Email is easy to spoof - to give it an inaccurate From address. Therefore, it’s important not to do drastic things (eg release sensitive data) just because you got an email claiming to be from someone.

Use a secret address

One way to verify that a message is genuine is to have a secret email address (for example 8317bb91@myapp.anvil.app). This functions like a password - only genuine users would know to send an email to that address!

A variation is to send an email from a secret address, and tell the user to reply to it. The real user’s replies will go to the secret address, but nobody else knows the secret address.

Verify the sender with DKIM

Anvil has built-in support for DKIM, which lets the sending domain prove that an email is genuine. For example, every mail from someone@gmail.com is signed by Gmail, so you can prove it’s genuine.

If you specify @anvil.email.handle_message(require_dkim=True), then you will only allow messages with valid DKIM signatures for the domain in msg.envelope.from.
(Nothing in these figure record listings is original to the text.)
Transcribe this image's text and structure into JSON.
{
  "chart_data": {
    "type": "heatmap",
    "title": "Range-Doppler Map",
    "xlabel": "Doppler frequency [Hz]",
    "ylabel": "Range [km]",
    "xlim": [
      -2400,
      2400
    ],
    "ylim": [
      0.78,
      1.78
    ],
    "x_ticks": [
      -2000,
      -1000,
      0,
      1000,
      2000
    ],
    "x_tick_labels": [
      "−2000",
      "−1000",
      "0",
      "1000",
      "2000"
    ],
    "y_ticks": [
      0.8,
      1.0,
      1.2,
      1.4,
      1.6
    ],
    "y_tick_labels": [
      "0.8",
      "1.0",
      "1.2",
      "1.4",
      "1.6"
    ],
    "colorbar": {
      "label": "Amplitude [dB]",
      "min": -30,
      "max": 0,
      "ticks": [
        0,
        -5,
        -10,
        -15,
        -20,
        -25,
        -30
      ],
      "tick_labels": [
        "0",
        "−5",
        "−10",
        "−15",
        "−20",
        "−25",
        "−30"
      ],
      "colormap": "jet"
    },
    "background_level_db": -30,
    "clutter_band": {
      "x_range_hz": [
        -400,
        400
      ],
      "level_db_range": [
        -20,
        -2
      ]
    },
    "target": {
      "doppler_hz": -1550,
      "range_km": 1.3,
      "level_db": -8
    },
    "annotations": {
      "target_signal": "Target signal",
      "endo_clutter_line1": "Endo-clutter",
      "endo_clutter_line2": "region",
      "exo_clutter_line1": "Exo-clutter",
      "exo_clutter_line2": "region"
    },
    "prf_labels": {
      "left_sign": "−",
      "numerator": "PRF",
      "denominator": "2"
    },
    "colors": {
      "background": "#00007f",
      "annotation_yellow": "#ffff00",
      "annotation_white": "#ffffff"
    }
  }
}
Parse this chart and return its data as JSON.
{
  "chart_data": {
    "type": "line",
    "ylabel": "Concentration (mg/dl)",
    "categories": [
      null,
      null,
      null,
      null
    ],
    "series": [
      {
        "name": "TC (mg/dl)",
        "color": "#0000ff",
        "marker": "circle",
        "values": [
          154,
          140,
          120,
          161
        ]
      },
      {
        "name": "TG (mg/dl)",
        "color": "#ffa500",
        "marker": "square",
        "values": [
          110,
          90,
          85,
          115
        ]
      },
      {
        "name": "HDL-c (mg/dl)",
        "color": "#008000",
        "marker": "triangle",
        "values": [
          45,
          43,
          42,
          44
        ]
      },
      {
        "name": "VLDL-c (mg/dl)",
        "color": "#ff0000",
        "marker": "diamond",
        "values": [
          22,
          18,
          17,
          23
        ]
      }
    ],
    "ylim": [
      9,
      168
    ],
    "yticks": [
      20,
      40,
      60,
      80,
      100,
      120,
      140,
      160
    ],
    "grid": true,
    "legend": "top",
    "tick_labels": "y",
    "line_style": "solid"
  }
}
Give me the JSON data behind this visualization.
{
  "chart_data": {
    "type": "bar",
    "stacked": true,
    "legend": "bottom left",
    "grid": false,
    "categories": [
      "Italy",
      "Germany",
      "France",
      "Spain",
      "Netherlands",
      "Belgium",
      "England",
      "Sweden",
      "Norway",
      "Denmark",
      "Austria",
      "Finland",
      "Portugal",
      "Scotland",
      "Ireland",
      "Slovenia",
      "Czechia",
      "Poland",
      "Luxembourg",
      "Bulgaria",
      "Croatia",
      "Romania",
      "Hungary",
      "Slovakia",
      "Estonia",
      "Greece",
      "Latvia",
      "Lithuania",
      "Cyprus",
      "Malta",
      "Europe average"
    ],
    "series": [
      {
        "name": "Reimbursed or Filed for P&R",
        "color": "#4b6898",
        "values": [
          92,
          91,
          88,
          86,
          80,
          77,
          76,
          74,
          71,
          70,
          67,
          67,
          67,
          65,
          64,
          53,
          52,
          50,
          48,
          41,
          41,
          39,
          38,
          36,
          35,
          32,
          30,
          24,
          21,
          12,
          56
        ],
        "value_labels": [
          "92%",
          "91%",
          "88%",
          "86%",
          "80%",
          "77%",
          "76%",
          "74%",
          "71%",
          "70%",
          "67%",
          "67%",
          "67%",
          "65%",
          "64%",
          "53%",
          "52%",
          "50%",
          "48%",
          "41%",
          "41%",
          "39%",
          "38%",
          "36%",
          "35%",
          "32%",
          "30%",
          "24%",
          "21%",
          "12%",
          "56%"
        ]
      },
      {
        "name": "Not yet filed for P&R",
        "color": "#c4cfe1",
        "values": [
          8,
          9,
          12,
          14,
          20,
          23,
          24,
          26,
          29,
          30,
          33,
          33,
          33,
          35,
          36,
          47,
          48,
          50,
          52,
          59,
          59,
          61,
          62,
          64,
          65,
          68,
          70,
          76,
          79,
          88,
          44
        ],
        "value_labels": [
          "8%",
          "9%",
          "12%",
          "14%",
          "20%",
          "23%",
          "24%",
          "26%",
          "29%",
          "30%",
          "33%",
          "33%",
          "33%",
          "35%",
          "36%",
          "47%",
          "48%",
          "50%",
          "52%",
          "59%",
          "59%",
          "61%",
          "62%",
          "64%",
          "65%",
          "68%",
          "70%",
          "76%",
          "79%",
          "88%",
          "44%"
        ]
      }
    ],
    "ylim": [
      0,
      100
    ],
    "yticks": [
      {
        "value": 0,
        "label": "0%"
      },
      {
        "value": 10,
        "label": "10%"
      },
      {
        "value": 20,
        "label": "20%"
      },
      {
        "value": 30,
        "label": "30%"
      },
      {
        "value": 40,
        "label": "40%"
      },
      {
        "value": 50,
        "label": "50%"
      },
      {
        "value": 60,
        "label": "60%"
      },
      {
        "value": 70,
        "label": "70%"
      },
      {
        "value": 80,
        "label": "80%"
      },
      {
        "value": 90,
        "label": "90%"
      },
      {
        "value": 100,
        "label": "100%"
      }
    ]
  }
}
So, if msg.envelope.from is "someone@gmail.com", the email must have been signed by gmail.com.

@anvil.email.handle_message(require_dkim=True)
def handle_message(msg):
  print(f"This message is definitely from {msg.envelope.from}")
You can also check this by hand. msg.dkim.domains is a list of all the domains that have signed this email (sometimes there can be more than one, but usually there are none or one).

@anvil.email.handle_message
def handle_message(msg):
  if msg.dkim.domains is not None and 
      "gmail.com" in msg.dkim.domains:
    print("This message was signed by Gmail")

  elif msg.dkim.domains == []:
    print("This message wasn't signed at all")

msg.dkim.valid_from_sender is True if one of those domains is the domain of the sending address (msg.envelope.sender).

Technical notes for experts

Anvil’s DKIM support accepts only signatures that cover the entire message (no l= parameter).

msg.dkim.domains is a list of the d= fields of all acceptable DKIM signatures.

msg.dkim.valid_from_sender is True only if the SMTP envelope from address ends in @<domain>, where domain is the d= field in an acceptable DKIM signature.